Quote from: Coyote23 on September 03, 2021, 10:44:23 AM
I could use help with feeling like a failure at having siblings. I could use help with getting out of the mindset of seeing myself the way they see me. I have achieved a good measure of career and relationship success but if you ask them I'm an irresponsible teenager. I feel like the way my siblings have treated me has resulted in me feeling like I don't matter, nobody cares about me or my husband and kids  (my parents were P.D. and they are both deceased), everything I say is stupid or ignorant and that I should just be quiet. It has affected my ability to make friends and open up to people. It can affect my relationship with my husband. Does anyone have strategies for getting out of the mindset? I'm unable to get in to see my therapist because of scheduling conflicts, so I'm hoping to find additional strategies while I'm waiting for an availability to pop up.

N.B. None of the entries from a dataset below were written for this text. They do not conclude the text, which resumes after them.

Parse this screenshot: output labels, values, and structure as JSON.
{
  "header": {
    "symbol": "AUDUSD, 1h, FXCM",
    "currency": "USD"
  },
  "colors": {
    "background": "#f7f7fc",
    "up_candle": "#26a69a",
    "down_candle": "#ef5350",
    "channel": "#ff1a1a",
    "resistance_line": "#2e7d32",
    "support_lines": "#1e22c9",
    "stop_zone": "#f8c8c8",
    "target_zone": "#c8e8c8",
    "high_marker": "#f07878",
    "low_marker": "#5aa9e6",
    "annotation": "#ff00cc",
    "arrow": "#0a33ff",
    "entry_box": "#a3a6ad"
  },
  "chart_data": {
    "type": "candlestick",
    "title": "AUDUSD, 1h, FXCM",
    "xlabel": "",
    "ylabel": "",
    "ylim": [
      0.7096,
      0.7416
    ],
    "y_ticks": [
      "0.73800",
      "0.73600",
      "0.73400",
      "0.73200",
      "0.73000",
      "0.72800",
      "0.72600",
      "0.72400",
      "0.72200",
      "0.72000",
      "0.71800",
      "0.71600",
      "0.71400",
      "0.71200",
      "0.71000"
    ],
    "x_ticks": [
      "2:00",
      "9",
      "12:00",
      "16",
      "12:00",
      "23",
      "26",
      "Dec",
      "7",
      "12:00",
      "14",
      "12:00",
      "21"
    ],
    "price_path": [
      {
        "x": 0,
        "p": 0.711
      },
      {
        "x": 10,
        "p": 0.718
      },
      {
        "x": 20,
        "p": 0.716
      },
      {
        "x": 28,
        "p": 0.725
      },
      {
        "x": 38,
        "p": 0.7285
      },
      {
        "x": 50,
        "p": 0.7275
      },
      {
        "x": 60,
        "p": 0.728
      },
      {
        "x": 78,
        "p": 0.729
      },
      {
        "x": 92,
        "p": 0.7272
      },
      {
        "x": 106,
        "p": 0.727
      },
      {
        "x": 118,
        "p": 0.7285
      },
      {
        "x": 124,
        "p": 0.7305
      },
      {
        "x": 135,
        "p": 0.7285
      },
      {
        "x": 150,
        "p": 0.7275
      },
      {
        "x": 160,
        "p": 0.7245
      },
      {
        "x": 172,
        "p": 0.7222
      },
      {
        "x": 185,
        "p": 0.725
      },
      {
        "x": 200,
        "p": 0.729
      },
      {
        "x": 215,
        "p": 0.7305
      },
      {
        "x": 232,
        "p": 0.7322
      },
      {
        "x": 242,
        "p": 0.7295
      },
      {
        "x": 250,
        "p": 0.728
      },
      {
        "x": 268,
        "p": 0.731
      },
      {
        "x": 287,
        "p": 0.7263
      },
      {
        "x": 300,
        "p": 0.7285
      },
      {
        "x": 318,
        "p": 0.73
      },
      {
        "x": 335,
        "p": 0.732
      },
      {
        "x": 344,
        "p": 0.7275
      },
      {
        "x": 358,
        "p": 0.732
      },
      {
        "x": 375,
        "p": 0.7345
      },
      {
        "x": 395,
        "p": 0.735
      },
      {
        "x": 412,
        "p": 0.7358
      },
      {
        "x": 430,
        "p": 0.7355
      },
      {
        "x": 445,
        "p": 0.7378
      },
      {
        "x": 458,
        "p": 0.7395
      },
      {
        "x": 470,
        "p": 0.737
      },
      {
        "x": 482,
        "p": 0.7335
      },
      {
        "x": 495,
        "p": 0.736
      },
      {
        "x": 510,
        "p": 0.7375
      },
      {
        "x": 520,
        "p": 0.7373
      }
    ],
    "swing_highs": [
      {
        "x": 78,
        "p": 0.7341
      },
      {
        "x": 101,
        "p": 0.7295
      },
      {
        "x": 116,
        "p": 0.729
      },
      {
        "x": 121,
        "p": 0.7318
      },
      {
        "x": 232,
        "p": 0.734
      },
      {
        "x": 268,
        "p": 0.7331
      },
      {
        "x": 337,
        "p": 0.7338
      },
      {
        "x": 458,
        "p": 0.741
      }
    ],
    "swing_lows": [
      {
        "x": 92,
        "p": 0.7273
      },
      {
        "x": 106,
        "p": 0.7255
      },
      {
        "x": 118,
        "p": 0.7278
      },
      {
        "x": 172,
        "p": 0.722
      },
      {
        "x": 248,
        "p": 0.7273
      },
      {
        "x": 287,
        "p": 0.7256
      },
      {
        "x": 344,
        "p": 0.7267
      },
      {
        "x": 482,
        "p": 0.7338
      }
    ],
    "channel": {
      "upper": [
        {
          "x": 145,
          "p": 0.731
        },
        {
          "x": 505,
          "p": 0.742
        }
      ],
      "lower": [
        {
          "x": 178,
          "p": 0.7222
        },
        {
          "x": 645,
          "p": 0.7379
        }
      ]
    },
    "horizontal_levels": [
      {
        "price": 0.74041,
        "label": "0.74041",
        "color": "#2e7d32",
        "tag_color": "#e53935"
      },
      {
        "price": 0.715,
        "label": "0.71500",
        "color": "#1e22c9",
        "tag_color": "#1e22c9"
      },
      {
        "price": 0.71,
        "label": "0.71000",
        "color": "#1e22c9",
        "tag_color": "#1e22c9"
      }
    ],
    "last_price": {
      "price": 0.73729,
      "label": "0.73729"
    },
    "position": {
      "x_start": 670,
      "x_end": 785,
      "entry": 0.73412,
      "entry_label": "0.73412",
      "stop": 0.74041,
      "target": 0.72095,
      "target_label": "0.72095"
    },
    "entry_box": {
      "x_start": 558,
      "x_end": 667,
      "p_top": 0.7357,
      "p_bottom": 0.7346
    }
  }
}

This sounds intolerable, ugh.

It sounds like you know, but don't forget you've been programmed, and it was done via psychological warfare. Remembering that is really helpful for me.

For me, the only way to keep that stuff from affecting me turned out to be no contact. That was forced on me prematurely, but it has sure been working great. I found that it hadn't been taking them much effort to really, really, really mess me up, and they were succeeding no matter what I did until I just went silent.




There's plenty that helps - for me, the best strategies with this are:

1) I remind myself that a lot of what I'm feeling is disjointed fragments of emotions, from prior experiences. Doing that, I can unravel what feelings belong to what, and what it is I'm thinking on my own.
2) Ground myself by focusing on the emotions behind the thoughts, focusing on the physical sensations, and paying attention to what I remember and where my mind goes.
3) Grounding exercises from DBT
4) Recognize that they're acting out something they already know the ending to, if they are. Does it feel like you know the next "line," or what the next "plot twist is" when they're doing this?
5) Close my eyes, and focus 100% on the sensations that go with breathing. Breathe in for 5, hold for 5, out for 5.
6) I have a device called the emwave 2, which trains you to control and slow your heart rate. That's very helpful specifically for fear/anxiety/freezing up, to me.

I'm really sorry about your siblings. I have just the one, and it was a shock to realize they weren't at all what I'd always thought. It sounds like yours are direct with their attacks. Mine likes to do subtle psychological warfare, while posing as my ally.

It's the same either way, it's heartbreaking not to have the kind of relationship that you can see is possible, because they just can't do it.